New Revenue Streams07/09/20
The natural habitats associated with wildlife in our countryside are protected now more than ever. Legislation is ensuring that these habitats are being retained and looked after, so that we get the balance right between rural development and a natural environment. An example of the Government’s recent developments in this area has been the granting of a ‘right to remain’ for beavers living on the River Otter in East Devon.
Return of a native
Following a five-year study, 15 families of beavers have been allowed to remain living on the river from August 2020. Devon Wildlife Trust looked at the beavers' impact on the local environment, as a result of them being on the river. The animals are now deemed to be beneficial to the countryside, and farmers and landowners could be paid to have them on their land. The Trust has called it “the most ground-breaking government decision for England’s wildlife for a generation”. This is the first time a native mammal that has become extinct here has been allowed, with government backing, to reappear in our landscape. 400 years ago, beavers were hunted to extinction for their meat, water-resistant fur and a secretion that could be used in food, medicine and perfume. At present, there are over 50 adults and young living on the River Otter.
A natural choice
The beavers’ positive impact identified during the Devon trial has convinced the government to pursue this further. On the River Otter, the beavers’ presence replenished and enhanced the ecology of the water’s catchment area, increasing the the number of fish in the river and improving water quality. As beavers are herbivores, the knock-on effect of this was more food for the native otter population and cleaner water. It was even identified that they helped mitigate against flooding, as their dams acted as natural flood defences. This in turn protected land and homes further downstream.
A diverse environment
Closer to home, a smaller-scale project will see a pair of beavers released into an enclosed site near Hatchmere in Delamere Forest, Cheshire. This is part of a five-year project to assess their positive impact on the area and environment.

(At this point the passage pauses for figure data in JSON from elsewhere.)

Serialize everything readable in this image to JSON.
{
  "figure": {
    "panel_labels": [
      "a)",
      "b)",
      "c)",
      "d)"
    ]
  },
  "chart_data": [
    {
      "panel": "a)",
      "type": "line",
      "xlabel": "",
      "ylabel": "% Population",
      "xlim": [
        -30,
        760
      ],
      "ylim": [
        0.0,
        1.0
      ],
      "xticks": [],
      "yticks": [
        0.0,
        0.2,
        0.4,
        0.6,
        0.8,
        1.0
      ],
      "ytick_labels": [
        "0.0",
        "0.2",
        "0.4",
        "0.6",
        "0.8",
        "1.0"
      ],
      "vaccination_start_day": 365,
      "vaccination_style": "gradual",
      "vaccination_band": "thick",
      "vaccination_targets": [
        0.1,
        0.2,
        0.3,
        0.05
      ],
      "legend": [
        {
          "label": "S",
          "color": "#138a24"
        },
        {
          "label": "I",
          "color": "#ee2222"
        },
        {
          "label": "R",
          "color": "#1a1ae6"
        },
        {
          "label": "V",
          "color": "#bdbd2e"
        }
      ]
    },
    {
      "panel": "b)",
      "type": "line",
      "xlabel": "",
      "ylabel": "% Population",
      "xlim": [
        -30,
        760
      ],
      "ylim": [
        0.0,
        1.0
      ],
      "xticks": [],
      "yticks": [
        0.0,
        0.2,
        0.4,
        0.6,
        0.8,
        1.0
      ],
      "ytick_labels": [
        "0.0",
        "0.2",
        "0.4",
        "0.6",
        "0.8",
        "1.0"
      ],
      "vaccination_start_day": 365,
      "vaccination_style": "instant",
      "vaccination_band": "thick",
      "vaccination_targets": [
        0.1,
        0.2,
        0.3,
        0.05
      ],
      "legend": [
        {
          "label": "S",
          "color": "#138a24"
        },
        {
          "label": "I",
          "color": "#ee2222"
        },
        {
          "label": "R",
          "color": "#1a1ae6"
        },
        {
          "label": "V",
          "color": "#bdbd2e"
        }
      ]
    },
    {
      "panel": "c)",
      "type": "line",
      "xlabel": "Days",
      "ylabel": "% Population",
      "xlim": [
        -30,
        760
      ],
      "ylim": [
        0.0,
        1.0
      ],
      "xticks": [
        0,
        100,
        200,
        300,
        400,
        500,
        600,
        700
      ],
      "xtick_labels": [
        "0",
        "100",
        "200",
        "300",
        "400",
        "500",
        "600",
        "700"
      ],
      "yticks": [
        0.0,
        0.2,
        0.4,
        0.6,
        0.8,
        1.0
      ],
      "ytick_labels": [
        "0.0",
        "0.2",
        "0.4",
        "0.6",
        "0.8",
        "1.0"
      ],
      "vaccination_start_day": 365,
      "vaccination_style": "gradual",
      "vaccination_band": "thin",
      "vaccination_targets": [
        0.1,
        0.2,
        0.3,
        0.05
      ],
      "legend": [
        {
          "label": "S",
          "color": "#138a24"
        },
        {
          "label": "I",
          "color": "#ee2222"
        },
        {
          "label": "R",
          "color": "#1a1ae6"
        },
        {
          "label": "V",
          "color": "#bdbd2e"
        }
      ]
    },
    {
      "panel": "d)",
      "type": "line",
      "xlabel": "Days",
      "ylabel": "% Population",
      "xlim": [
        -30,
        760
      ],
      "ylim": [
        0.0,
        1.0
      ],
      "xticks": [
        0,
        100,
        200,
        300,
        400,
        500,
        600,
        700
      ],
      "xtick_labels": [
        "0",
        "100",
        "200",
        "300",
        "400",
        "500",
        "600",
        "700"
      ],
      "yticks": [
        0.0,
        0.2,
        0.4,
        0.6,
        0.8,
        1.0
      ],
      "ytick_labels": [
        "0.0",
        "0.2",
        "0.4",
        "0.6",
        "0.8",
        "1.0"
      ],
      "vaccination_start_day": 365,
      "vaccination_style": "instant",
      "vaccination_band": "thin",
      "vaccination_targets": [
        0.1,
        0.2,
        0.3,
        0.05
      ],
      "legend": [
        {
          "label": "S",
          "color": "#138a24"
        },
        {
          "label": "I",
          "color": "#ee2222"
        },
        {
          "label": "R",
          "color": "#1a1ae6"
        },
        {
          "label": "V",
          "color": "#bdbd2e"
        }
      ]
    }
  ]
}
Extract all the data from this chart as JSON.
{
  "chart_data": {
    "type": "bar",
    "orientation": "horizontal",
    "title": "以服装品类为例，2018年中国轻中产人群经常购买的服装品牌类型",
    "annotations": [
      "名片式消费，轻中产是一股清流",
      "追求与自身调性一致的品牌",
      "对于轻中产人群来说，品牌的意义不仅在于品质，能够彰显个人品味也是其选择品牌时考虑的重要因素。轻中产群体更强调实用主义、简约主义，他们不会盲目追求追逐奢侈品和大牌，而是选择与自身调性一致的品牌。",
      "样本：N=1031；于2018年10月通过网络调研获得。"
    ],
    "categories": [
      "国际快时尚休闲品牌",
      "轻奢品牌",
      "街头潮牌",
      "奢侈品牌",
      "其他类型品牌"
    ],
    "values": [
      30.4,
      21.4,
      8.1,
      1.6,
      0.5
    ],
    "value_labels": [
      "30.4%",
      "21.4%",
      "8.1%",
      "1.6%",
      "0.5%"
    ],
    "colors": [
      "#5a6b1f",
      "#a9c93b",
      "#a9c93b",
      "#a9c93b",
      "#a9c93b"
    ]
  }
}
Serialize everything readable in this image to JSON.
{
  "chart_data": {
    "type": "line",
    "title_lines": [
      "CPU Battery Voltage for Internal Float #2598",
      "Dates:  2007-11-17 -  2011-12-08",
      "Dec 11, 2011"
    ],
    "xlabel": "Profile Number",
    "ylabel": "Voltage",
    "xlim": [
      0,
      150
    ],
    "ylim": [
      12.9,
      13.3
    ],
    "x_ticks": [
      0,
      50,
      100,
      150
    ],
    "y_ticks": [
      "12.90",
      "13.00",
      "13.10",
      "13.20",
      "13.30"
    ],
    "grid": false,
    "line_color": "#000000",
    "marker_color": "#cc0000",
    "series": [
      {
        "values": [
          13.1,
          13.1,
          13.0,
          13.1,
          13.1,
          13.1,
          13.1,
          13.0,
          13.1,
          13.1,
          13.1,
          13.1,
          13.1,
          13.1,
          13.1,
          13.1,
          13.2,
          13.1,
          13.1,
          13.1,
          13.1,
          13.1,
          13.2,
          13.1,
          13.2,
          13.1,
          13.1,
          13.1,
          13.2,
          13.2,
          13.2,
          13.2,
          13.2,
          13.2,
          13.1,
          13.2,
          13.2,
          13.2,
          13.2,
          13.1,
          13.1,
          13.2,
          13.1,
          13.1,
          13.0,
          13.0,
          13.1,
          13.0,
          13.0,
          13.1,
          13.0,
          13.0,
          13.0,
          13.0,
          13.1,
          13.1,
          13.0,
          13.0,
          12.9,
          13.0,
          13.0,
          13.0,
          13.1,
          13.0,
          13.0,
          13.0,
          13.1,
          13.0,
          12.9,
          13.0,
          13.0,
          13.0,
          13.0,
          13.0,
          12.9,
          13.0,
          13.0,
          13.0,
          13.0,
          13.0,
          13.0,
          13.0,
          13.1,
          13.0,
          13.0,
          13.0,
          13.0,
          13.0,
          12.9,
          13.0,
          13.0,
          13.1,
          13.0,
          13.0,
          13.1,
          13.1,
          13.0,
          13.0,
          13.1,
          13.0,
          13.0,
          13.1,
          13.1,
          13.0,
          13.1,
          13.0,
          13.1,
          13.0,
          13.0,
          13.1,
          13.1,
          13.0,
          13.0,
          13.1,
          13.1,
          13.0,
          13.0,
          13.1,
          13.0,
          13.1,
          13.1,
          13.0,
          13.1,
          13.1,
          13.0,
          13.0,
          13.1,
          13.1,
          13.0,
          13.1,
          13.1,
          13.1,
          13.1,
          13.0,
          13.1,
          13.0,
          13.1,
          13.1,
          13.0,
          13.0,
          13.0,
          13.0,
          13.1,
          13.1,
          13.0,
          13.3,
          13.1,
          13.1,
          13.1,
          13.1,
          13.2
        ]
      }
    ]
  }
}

If the Government goes ahead and introduces grants for allowing beavers to settle permanently on stretches of water on farmland, it could become a diversification option for landowners. If a landowner had a watercourse running through their land, it may benefit from the presence of beavers and the positive aspects they bring to rural ecology. A government grant would mean an income and also provide the stimulus for tourist traffic – the beavers would attract visitors to the area, who themselves could also become source of revenue. If inland fisheries and other aquatic projects can become so popular for farmers, there’s no reason why beavers shouldn’t be the next innovative revenue stream.